Rabbit made a trap from a bowstring with the loop so cleverly fastened that he felt certain that he would catch the robber when it came. He took one end of the thong with him and hid himself behind a clump of bushes from which he could watch his snare. It was bright moonlight while he waited, but suddenly it became very dark as the moon disappeared. A few stars were still shining and there were no clouds in the sky, so Rabbit wondered what had happened to the moon.
Someone or something came stealthily through the trees and then Rabbit was almost blinded by a flash of bright, white light which went straight to his trap line and shone through the snare which he had set. Quick as a lightning flash, Rabbit jerked the bowstring and tightened the noose. There was a sound of struggling and the light lurched from side to side. Rabbit knew b the tugging on his string that he had caught the robber. He fastened the bowstring to a nearby sapling to hold the loop tight.
Rabbit raced back to tell his grandmother, who was a wise old woman, what had happened. She told him that he must return at once and see who or what he had caught. Rabbit, who was very frightened, wanted to wait for daylight but his grandmother said that might be too late, so he returned to his trap line.
When he came near his traps, Rabbit saw that the bright light was still there. It was so bright that it hurt his eyes. He bathed them in the icy water of a nearby brook, but still they smarted. He made big snowballs and threw them at the light, in the hope of putting it out. As they went close to the light, he heard them sizzle and saw them melt. Next, Rabbit scooped up great pawfuls of soft clay from the stream and made many big clay balls. He was a good shot and threw the balls with all of his force at the dancing white light. He heard them strike hard and then his prisoner shouted.
Then a strange, quivering voice asked why he had been snared and demanded that he be set free at once, because he was the man in the moon and he must be home before dawn came. His face had been spotted with clay and, when Rabbit went closer, the moon man saw him and threatened to kill him and all of his tribe if he were not released at once.

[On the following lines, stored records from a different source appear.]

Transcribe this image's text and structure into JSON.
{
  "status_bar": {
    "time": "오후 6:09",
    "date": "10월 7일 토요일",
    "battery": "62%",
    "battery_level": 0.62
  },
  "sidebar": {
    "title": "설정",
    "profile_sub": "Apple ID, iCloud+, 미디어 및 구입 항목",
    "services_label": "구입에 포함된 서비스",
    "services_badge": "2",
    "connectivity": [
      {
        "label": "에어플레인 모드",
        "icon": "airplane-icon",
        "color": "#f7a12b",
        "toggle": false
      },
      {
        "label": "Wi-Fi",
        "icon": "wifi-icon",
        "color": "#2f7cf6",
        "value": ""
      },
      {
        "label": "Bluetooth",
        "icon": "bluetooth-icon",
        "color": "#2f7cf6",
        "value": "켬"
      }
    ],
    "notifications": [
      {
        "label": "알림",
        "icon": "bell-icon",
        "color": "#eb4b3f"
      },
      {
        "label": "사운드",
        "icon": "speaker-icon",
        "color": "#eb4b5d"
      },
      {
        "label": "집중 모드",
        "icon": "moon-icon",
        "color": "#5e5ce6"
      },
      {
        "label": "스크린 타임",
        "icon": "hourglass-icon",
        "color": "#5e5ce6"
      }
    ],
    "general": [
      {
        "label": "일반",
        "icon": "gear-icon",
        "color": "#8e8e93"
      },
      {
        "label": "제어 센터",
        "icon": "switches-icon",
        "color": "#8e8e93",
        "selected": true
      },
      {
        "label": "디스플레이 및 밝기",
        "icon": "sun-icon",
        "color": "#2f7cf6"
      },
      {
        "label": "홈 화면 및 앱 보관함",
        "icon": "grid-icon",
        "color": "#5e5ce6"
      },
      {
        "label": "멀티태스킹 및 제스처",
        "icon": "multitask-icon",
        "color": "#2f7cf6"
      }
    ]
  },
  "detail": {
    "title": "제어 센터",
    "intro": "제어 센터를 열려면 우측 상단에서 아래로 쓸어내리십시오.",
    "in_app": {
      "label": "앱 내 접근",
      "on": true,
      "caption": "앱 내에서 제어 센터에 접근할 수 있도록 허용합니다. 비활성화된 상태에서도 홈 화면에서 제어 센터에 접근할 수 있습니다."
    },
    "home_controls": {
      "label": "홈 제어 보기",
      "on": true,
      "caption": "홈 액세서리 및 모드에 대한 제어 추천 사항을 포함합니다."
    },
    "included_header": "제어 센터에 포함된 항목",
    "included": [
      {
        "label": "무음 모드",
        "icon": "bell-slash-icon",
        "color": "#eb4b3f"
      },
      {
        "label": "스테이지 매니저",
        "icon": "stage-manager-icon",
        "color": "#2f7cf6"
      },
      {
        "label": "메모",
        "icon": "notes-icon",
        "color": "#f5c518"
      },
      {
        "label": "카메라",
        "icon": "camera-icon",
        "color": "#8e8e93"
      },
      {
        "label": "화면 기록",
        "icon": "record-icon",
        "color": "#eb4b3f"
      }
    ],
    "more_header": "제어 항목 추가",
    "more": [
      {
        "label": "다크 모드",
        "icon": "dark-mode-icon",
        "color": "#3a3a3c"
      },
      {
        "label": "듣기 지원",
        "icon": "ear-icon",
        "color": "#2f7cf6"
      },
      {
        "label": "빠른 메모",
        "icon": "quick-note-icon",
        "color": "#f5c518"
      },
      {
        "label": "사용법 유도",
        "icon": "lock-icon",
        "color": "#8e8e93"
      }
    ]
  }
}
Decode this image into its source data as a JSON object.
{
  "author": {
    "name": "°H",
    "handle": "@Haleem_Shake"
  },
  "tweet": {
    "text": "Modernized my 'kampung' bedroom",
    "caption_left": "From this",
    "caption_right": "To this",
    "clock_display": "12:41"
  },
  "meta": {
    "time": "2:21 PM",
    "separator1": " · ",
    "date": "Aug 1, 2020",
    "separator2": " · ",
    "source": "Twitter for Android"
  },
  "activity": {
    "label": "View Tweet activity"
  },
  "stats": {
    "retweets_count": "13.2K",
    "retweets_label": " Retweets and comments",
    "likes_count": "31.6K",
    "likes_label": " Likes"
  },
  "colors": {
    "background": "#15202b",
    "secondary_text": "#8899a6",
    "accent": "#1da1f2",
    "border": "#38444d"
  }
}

Rabbit was so terrified that he raced back to tell his grandmother about his strange captive. She too was much afraid and told Rabbit to return and release the thief immediately. Rabbit went back, and his voice shook with fear as he told the man in the moon that he would be released if he promised never to rob the snares again. To make doubly sure, Rabbit asked him to promise that he would never return to ear, and the moon man swore that he would never do so. Rabbit could hardly see in the dazzling light, but at last he managed to gnaw through the bowstring with his teeth and the man in the moon soon disappeared in the sky, leaving a bright trail of light behind him.
Rabbit had been nearly blinded by the great light and his shoulders were badly scorched. Even today, rabbits blink as though light is too strong for their eyes; their eyelids are pink, and their eyes water if they look at a bright light. Their lips quiver, telling of Rabbit’s terror.
The man in the moon has never returned to earth. When he lights the world, one can still see the marks of the clay which Rabbit threw on his face. Sometimes he disappears for a few nights, when he is trying to rub the marks of the clay balls from his face. Then the world is dark; but when the man in the moon appears again, one can see that he has never been able to clean the clay marks from his shining face.